Greiwe’s polygraph proclamation is a cynical publicity stunt. As a graduate of the Columbia University School of Law, Greiwe is presumably aware that polygraph “testing” is not a reliable way of determining whether a person has spoken the truth. (Indeed, it has no scientific basis at all.) Furthermore, had Greiwe not passed his polygraph with John Grogan, he could have kept it quiet, sought out another polygraph operator until he obtained the desired result, and then only announced that.
It should be noted that John Grogan, who conducted Greiwe’s “test,” has a particularly poor reputation even amongst polygraph operators, a fact of which Greiwe should have been aware had he done any due diligence. The late Jack Trimarco, a career FBI special agent and polygrapher who in retirement performed for the Dr. Phil show, denounced Grogan as a “fraud.”

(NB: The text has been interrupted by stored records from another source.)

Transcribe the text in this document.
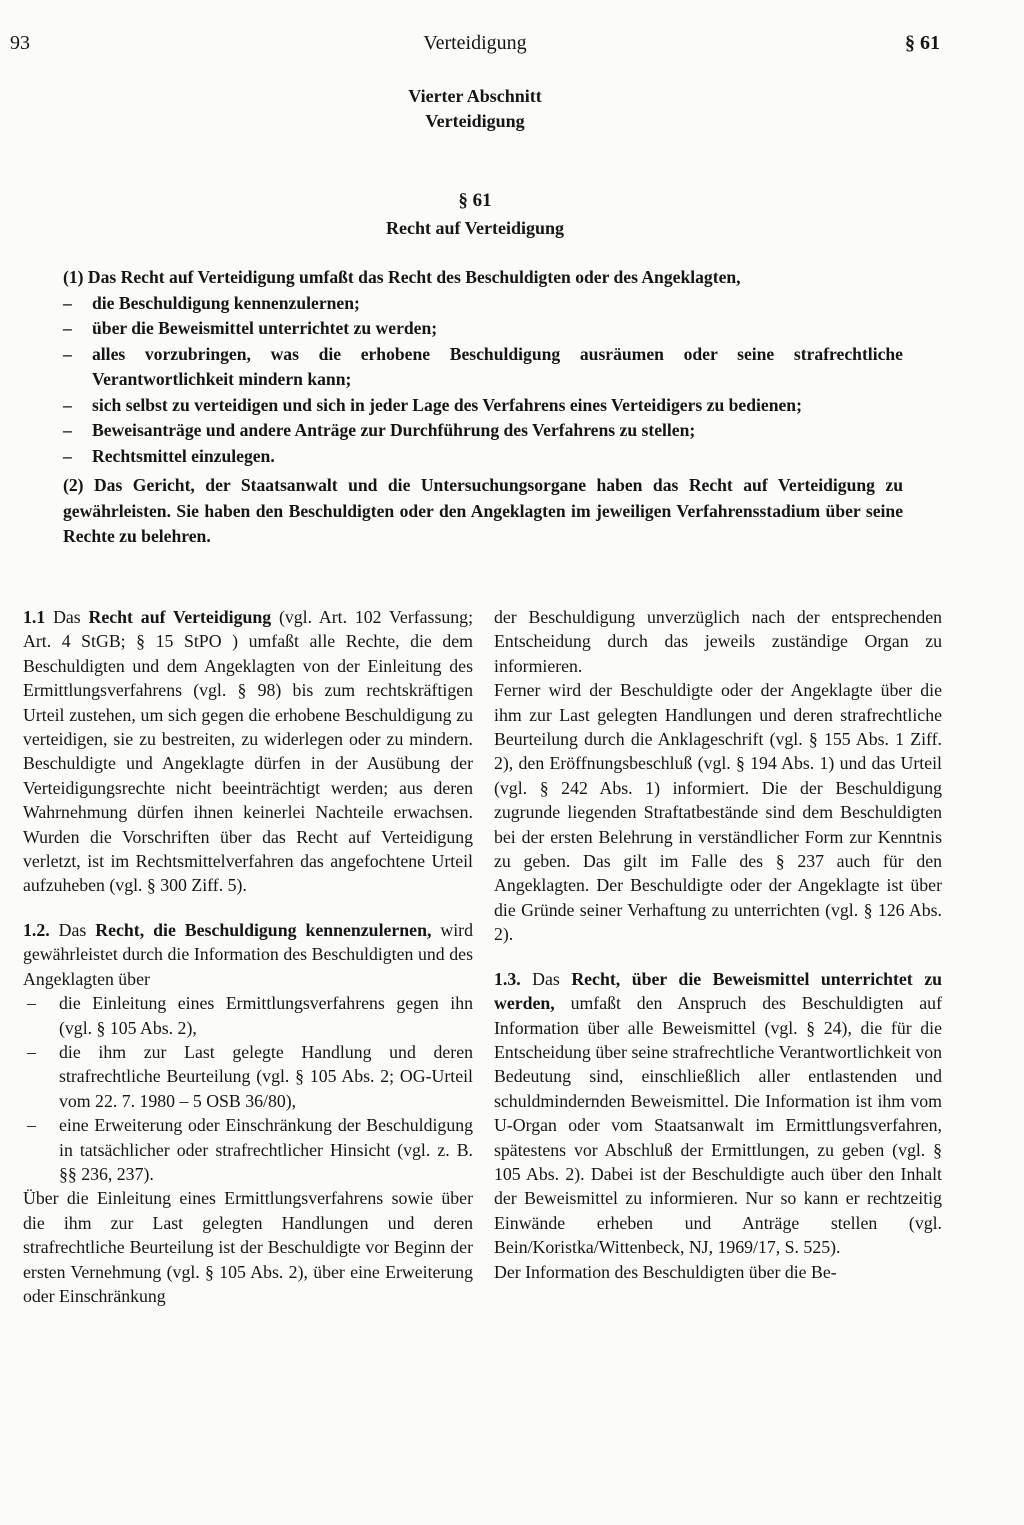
93	Verteidigung	§ 61
Vierter Abschnitt
Verteidigung
§ 61
Recht auf Verteidigung

(1) Das Recht auf Verteidigung umfaßt das Recht des Beschuldigten oder des Angeklagten,

– die Beschuldigung kennenzulernen;

– über die Beweismittel unterrichtet zu werden;

– alles vorzubringen, was die erhobene Beschuldigung ausräumen oder seine strafrechtliche Verantwortlichkeit mindern kann;

– sich selbst zu verteidigen und sich in jeder Lage des Verfahrens eines Verteidigers zu bedienen;

– Beweisanträge und andere Anträge zur Durchführung des Verfahrens zu stellen;

– Rechtsmittel einzulegen.

(2) Das Gericht, der Staatsanwalt und die Untersuchungsorgane haben das Recht auf Verteidigung zu gewährleisten. Sie haben den Beschuldigten oder den Angeklagten im jeweiligen Verfahrensstadium über seine Rechte zu belehren.

1.1 Das Recht auf Verteidigung (vgl. Art. 102 Verfassung; Art. 4 StGB; § 15 StPO ) umfaßt alle Rechte, die dem Beschuldigten und dem Angeklagten von der Einleitung des Ermittlungsverfahrens (vgl. § 98) bis zum rechtskräftigen Urteil zustehen, um sich gegen die erhobene Beschuldigung zu verteidigen, sie zu bestreiten, zu widerlegen oder zu mindern. Beschuldigte und Angeklagte dürfen in der Ausübung der Verteidigungsrechte nicht beeinträchtigt werden; aus deren Wahrnehmung dürfen ihnen keinerlei Nachteile erwachsen. Wurden die Vorschriften über das Recht auf Verteidigung verletzt, ist im Rechtsmittelverfahren das angefochtene Urteil aufzuheben (vgl. § 300 Ziff. 5).

1.2. Das Recht, die Beschuldigung kennenzulernen, wird gewährleistet durch die Information des Beschuldigten und des Angeklagten über

– die Einleitung eines Ermittlungsverfahrens gegen ihn (vgl. § 105 Abs. 2),

– die ihm zur Last gelegte Handlung und deren strafrechtliche Beurteilung (vgl. § 105 Abs. 2; OG-Urteil vom 22. 7. 1980 – 5 OSB 36/80),

– eine Erweiterung oder Einschränkung der Beschuldigung in tatsächlicher oder strafrechtlicher Hinsicht (vgl. z. B. §§ 236, 237).

Über die Einleitung eines Ermittlungsverfahrens sowie über die ihm zur Last gelegten Handlungen und deren strafrechtliche Beurteilung ist der Beschuldigte vor Beginn der ersten Vernehmung (vgl. § 105 Abs. 2), über eine Erweiterung oder Einschränkung

der Beschuldigung unverzüglich nach der entsprechenden Entscheidung durch das jeweils zuständige Organ zu informieren.

Ferner wird der Beschuldigte oder der Angeklagte über die ihm zur Last gelegten Handlungen und deren strafrechtliche Beurteilung durch die Anklageschrift (vgl. § 155 Abs. 1 Ziff. 2), den Eröffnungsbeschluß (vgl. § 194 Abs. 1) und das Urteil (vgl. § 242 Abs. 1) informiert. Die der Beschuldigung zugrunde liegenden Straftatbestände sind dem Beschuldigten bei der ersten Belehrung in verständlicher Form zur Kenntnis zu geben. Das gilt im Falle des § 237 auch für den Angeklagten. Der Beschuldigte oder der Angeklagte ist über die Gründe seiner Verhaftung zu unterrichten (vgl. § 126 Abs. 2).

1.3. Das Recht, über die Beweismittel unterrichtet zu werden, umfaßt den Anspruch des Beschuldigten auf Information über alle Beweismittel (vgl. § 24), die für die Entscheidung über seine strafrechtliche Verantwortlichkeit von Bedeutung sind, einschließlich aller entlastenden und schuldmindernden Beweismittel. Die Information ist ihm vom U-Organ oder vom Staatsanwalt im Ermittlungsverfahren, spätestens vor Abschluß der Ermittlungen, zu geben (vgl. § 105 Abs. 2). Dabei ist der Beschuldigte auch über den Inhalt der Beweismittel zu informieren. Nur so kann er rechtzeitig Einwände erheben und Anträge stellen (vgl. Bein/Koristka/Wittenbeck, NJ, 1969/17, S. 525).

Der Information des Beschuldigten über die Be-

A couple of points I would like to make about the pseudo-science of polygraphs and the related voice stress analyzers in regard to fake veracity:
First, Grogan evidently knows where his bread is buttered, so of course he is going to give Greiwe the result he wanted to receive. Likewise, if Greiwe took a VSA the operator would also give the result of no deception indicated. It is no great secret that the so-called lie detector performers tend to have flexible morality. We can look at the racist, felony condoning Ribicoff’s on the polygraph end and the fake doctorates at the VSA sector to give credence to this statement.
I have heard from a parole officer that convicted sex offenders are allowed to pick their own examiners in my state, so I can only imagine how much cash is being passed under the table.